In the case of Botswana Landboards and Local Authorities Workers Union v the Attorney General, his philosophical approach once again shone brightly. He famously equated a strike to a boxing match in which the parties, involved in a power play, try to hurt each other as much as possible, and warned that the court as referee should not intervene in a manner that disadvantages the other.
Concluding a 70-page treatise in the above case, he concluded by ordering the government to reinstate all public officers who were dismissed on the 16th of May 2011. He further ordered the affected workers – running into hundreds if not thousands – to report to work “within 14 days” from the date of the order.
It was in this same judgement in which the “intellectually charged judge” as Zimbabwean lawyer Arnold Tsunga, then with the International Commission of Jurists (ICJ), once described Dingake, that he observed that: “Every era has its mood and the jurists for that mood.”
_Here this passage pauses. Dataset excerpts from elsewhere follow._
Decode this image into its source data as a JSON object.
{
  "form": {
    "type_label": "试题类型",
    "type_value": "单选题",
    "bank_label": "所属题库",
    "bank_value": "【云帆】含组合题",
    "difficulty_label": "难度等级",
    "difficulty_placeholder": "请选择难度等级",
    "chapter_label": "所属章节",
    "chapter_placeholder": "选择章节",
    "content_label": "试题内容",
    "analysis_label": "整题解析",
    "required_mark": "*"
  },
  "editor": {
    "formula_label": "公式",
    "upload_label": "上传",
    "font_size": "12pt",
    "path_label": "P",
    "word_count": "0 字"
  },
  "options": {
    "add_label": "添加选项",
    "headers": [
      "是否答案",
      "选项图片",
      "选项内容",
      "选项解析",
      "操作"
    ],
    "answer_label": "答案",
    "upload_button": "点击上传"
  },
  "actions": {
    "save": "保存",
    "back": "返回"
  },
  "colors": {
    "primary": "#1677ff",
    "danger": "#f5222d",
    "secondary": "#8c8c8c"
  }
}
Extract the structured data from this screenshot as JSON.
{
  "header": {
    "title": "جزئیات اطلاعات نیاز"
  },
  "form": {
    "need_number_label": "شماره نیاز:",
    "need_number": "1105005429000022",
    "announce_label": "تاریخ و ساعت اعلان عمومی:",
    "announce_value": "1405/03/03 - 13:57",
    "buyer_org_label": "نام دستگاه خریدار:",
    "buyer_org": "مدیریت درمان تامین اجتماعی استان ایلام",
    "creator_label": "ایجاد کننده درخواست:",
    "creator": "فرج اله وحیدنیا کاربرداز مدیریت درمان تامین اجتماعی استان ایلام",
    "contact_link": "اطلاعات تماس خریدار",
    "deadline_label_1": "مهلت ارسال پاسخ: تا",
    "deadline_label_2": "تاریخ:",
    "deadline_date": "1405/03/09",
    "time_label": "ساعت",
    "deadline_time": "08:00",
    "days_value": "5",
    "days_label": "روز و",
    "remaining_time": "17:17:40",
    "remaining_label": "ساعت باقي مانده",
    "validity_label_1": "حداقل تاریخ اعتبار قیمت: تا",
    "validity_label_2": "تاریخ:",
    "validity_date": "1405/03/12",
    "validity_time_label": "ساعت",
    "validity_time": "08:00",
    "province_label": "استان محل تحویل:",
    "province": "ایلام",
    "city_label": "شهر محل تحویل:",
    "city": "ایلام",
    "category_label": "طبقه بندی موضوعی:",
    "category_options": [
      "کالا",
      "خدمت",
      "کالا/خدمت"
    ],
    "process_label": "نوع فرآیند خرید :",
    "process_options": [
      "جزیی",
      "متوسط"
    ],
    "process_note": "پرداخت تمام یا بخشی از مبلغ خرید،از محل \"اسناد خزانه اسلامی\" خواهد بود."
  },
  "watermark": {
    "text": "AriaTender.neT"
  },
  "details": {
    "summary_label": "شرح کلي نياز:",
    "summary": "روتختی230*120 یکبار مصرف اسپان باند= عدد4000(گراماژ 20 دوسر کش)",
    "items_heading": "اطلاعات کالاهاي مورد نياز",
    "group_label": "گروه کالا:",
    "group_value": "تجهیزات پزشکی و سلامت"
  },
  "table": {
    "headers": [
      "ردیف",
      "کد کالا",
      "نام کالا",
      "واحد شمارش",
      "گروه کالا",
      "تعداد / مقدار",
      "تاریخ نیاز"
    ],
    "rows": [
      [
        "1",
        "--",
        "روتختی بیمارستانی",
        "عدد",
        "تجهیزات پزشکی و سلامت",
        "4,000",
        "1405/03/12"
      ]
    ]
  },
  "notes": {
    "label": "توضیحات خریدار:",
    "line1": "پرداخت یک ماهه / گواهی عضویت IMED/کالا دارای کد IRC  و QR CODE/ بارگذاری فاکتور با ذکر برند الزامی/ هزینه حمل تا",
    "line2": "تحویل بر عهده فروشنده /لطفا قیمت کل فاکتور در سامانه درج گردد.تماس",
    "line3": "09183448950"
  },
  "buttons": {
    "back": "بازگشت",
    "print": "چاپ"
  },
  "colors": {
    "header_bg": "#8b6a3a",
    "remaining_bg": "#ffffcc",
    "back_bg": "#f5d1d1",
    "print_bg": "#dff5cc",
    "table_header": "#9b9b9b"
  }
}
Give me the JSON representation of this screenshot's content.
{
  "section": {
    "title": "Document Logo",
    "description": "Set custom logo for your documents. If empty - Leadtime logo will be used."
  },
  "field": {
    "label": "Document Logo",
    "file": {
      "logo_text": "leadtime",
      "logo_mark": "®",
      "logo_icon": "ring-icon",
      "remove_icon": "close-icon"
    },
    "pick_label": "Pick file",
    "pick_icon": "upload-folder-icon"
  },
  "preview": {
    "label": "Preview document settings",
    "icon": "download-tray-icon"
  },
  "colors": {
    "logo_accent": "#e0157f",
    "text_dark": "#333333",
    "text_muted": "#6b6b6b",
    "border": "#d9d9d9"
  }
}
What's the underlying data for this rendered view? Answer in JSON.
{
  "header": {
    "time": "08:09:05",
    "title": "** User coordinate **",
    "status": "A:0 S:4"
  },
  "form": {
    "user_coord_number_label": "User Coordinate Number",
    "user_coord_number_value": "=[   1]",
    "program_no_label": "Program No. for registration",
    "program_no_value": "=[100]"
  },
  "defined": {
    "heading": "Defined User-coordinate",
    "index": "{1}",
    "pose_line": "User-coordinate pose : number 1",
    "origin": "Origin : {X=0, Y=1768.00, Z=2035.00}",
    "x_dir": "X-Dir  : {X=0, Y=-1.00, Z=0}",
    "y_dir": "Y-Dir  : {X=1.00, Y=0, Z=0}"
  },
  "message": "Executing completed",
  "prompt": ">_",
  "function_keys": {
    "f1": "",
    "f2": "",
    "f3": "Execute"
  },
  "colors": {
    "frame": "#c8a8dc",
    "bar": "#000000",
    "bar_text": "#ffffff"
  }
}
In his many extra –curricula speeches at international and regional conferences on labour matters (and they are countless) he is known for the tagline: “labour is not a commodity” and for reciting the Philadelphia Declaration that birthed the ILO whose “Decent Work” agenda he associates with.
Those who worked closely with Dingake say he is a great leader, a jurist and is humane – capable of interacting with the weak and mighty but treating them as equal. One of his judicial colleagues at the High Court in Lobatse and Gaborone, once said Dingake was revered and loved “by staff and colleagues alike – especially workers in the lower strata.”
On the academic and research fronts, his contribution to constitutional law in Botswana has been widely acknowledged. It can be said without fear of contradiction that Dingake’s passion for fairness and justice – wherever in the world he has presided, be it in Botswana, Papua New Guinea or in Seychelles, has been manifest from his judgements and extra –curricula speeches.
From his illustrious and trail-blazing career, it is safe to say that had he been appointed ILO Director General, Dingake would have served this great body well.
Having been privileged to report about the work done by Justice Dingake for more than a decade and read many of his writings including books, I remain optimistic that one day the continent will find the most beneficial way of harnessing this intellectual giant’s passion and expertise.
– Moses Magadza is a communications practitioner, composer and a PhD in Media Studies student.